O carnaval, a cidade e os corpos se misturam na fotografia de Claudia Jaguaribe
Publicado em: 21 de fevereiro de 2020Como carioca nasci com essa certeza. Entre morar no Rio e fora da cidade, anos se passaram. E o carnaval carioca sempre foi uma alegria na minha vida. Desfilei, fui a muitas rodas de samba e blocos. Mas nunca havia fotografado, porque ficava sem um foco. Muitos fotógrafos já haviam registrado o carnaval. E outros tantos continuavam clicando. Mas em determinado momento pensei que, por isso mesmo, precisava ver de perto, entender como e o porquê dessa folia que transforma o Rio de Janeiro.
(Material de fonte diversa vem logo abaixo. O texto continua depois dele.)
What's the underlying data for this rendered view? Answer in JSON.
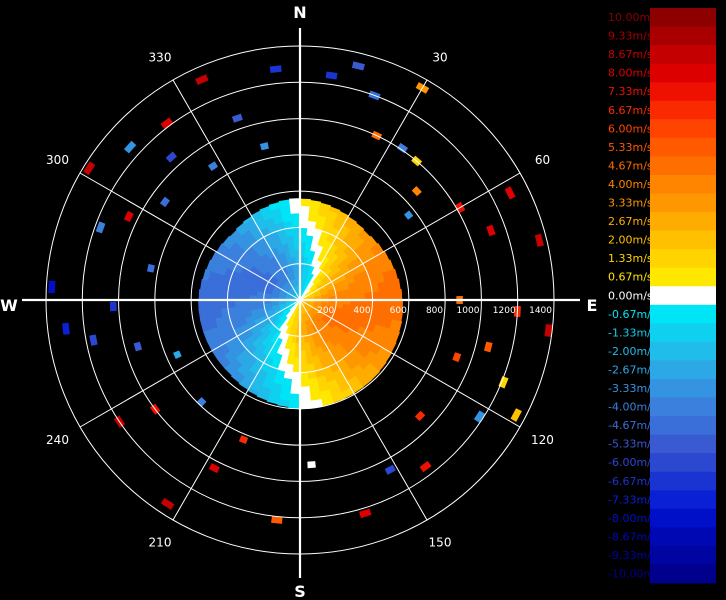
{
  "chart_data": {
    "type": "polar-heatmap",
    "title": "",
    "cardinals": [
      "N",
      "E",
      "S",
      "W"
    ],
    "azimuth_labels": [
      "30",
      "60",
      "120",
      "150",
      "210",
      "240",
      "300",
      "330"
    ],
    "range_labels": [
      "200",
      "400",
      "600",
      "800",
      "1000",
      "1200",
      "1400"
    ],
    "range_max": 1400,
    "velocity_unit": "m/s",
    "colorbar": {
      "labels": [
        "10.00m/s",
        "9.33m/s",
        "8.67m/s",
        "8.00m/s",
        "7.33m/s",
        "6.67m/s",
        "6.00m/s",
        "5.33m/s",
        "4.67m/s",
        "4.00m/s",
        "3.33m/s",
        "2.67m/s",
        "2.00m/s",
        "1.33m/s",
        "0.67m/s",
        "0.00m/s",
        "-0.67m/s",
        "-1.33m/s",
        "-2.00m/s",
        "-2.67m/s",
        "-3.33m/s",
        "-4.00m/s",
        "-4.67m/s",
        "-5.33m/s",
        "-6.00m/s",
        "-6.67m/s",
        "-7.33m/s",
        "-8.00m/s",
        "-8.67m/s",
        "-9.33m/s",
        "-10.00m/s"
      ],
      "colors": [
        "#8c0000",
        "#a80000",
        "#c40000",
        "#dc0000",
        "#ee1000",
        "#fa2a00",
        "#ff4400",
        "#ff5a00",
        "#ff6f00",
        "#ff8400",
        "#ff9800",
        "#ffac00",
        "#ffc000",
        "#ffd400",
        "#ffe800",
        "#ffffff",
        "#00e5f5",
        "#10d0f0",
        "#20bcea",
        "#2ca8e6",
        "#3494e2",
        "#3a80dc",
        "#3a6ed8",
        "#3a5ad2",
        "#2c48d0",
        "#1a34d2",
        "#0a20d4",
        "#0010c8",
        "#0008b4",
        "#0004a0",
        "#00008c"
      ]
    },
    "scan_disk_radius_m": 560,
    "scan_boundary_azimuths": [
      0,
      45,
      90,
      135,
      180,
      225,
      270,
      315,
      355
    ],
    "scan_boundary_ranges_m": [
      560,
      520,
      565,
      590,
      600,
      560,
      560,
      520,
      560
    ],
    "doppler_scan_notes": "zero-velocity line spirals from the center; blue (toward radar) to the north-west, yellow/orange (away) to the south-east",
    "velocity_field": {
      "approaching_side_deg": 315,
      "receding_side_deg": 135,
      "max_speed_mps": 4.5
    },
    "scatter_bins": [
      {
        "az": 8,
        "r": 1250,
        "v": -6.7
      },
      {
        "az": 14,
        "r": 1330,
        "v": -5.3
      },
      {
        "az": 20,
        "r": 1200,
        "v": -4.7
      },
      {
        "az": 25,
        "r": 1000,
        "v": 4.7
      },
      {
        "az": 30,
        "r": 1350,
        "v": 3.3
      },
      {
        "az": 34,
        "r": 1010,
        "v": -4.0
      },
      {
        "az": 40,
        "r": 1000,
        "v": 1.3
      },
      {
        "az": 47,
        "r": 880,
        "v": 4.0
      },
      {
        "az": 52,
        "r": 760,
        "v": -3.3
      },
      {
        "az": 60,
        "r": 1020,
        "v": 7.3
      },
      {
        "az": 63,
        "r": 1300,
        "v": 8.0
      },
      {
        "az": 70,
        "r": 1120,
        "v": 8.0
      },
      {
        "az": 76,
        "r": 1360,
        "v": 8.7
      },
      {
        "az": 90,
        "r": 880,
        "v": 4.7
      },
      {
        "az": 93,
        "r": 1200,
        "v": 6.7
      },
      {
        "az": 97,
        "r": 1380,
        "v": 8.7
      },
      {
        "az": 104,
        "r": 1070,
        "v": 5.3
      },
      {
        "az": 110,
        "r": 920,
        "v": 6.0
      },
      {
        "az": 112,
        "r": 1210,
        "v": 1.3
      },
      {
        "az": 118,
        "r": 1350,
        "v": 2.0
      },
      {
        "az": 123,
        "r": 1180,
        "v": -3.3
      },
      {
        "az": 134,
        "r": 920,
        "v": 6.7
      },
      {
        "az": 143,
        "r": 1150,
        "v": 7.3
      },
      {
        "az": 152,
        "r": 1060,
        "v": -6.0
      },
      {
        "az": 163,
        "r": 1230,
        "v": 8.0
      },
      {
        "az": 176,
        "r": 910,
        "v": 0.0
      },
      {
        "az": 186,
        "r": 1220,
        "v": 5.3
      },
      {
        "az": 202,
        "r": 830,
        "v": 6.7
      },
      {
        "az": 207,
        "r": 1040,
        "v": 8.0
      },
      {
        "az": 213,
        "r": 1340,
        "v": 8.7
      },
      {
        "az": 224,
        "r": 780,
        "v": -4.0
      },
      {
        "az": 233,
        "r": 1000,
        "v": 7.3
      },
      {
        "az": 236,
        "r": 1200,
        "v": 8.7
      },
      {
        "az": 246,
        "r": 740,
        "v": -2.7
      },
      {
        "az": 254,
        "r": 930,
        "v": -5.3
      },
      {
        "az": 259,
        "r": 1160,
        "v": -6.0
      },
      {
        "az": 263,
        "r": 1300,
        "v": -7.3
      },
      {
        "az": 268,
        "r": 1030,
        "v": -6.7
      },
      {
        "az": 273,
        "r": 1370,
        "v": -8.0
      },
      {
        "az": 282,
        "r": 840,
        "v": -4.7
      },
      {
        "az": 290,
        "r": 1170,
        "v": -4.0
      },
      {
        "az": 296,
        "r": 1050,
        "v": 8.0
      },
      {
        "az": 302,
        "r": 1370,
        "v": 8.7
      },
      {
        "az": 306,
        "r": 920,
        "v": -4.7
      },
      {
        "az": 312,
        "r": 1260,
        "v": -3.3
      },
      {
        "az": 318,
        "r": 1060,
        "v": -6.0
      },
      {
        "az": 323,
        "r": 1220,
        "v": 8.0
      },
      {
        "az": 327,
        "r": 880,
        "v": -4.0
      },
      {
        "az": 336,
        "r": 1330,
        "v": 8.7
      },
      {
        "az": 341,
        "r": 1060,
        "v": -5.3
      },
      {
        "az": 347,
        "r": 870,
        "v": -3.3
      },
      {
        "az": 354,
        "r": 1280,
        "v": -6.7
      }
    ],
    "grid": true
  }
}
Resolvi fotografar a integração da cidade com a festa. Ver como as pessoas se organizam e fazem acontecer esse espetáculo. Fui à Mangueira, ao Estácio, à Caxias, à Gamboa, à Vila Isabel entre outros tantos lugares onde acontecem os ensaios e a confecção dos adereços para pôr tudo aquilo na avenida. De dezembro até o carnaval frequentei todos os ensaios e galpões que consegui. Fotografei essas comunidades que silenciosamente vão construindo um universo próprio. Dentro das famílias são gerações que vão bordando, costurando e modelando tudo que vemos nos galpões, em suas casas, clubes e agremiações. É um exercito a serviço do samba. E o ganha-pão de milhares de artesões, carnavalescos e músicos.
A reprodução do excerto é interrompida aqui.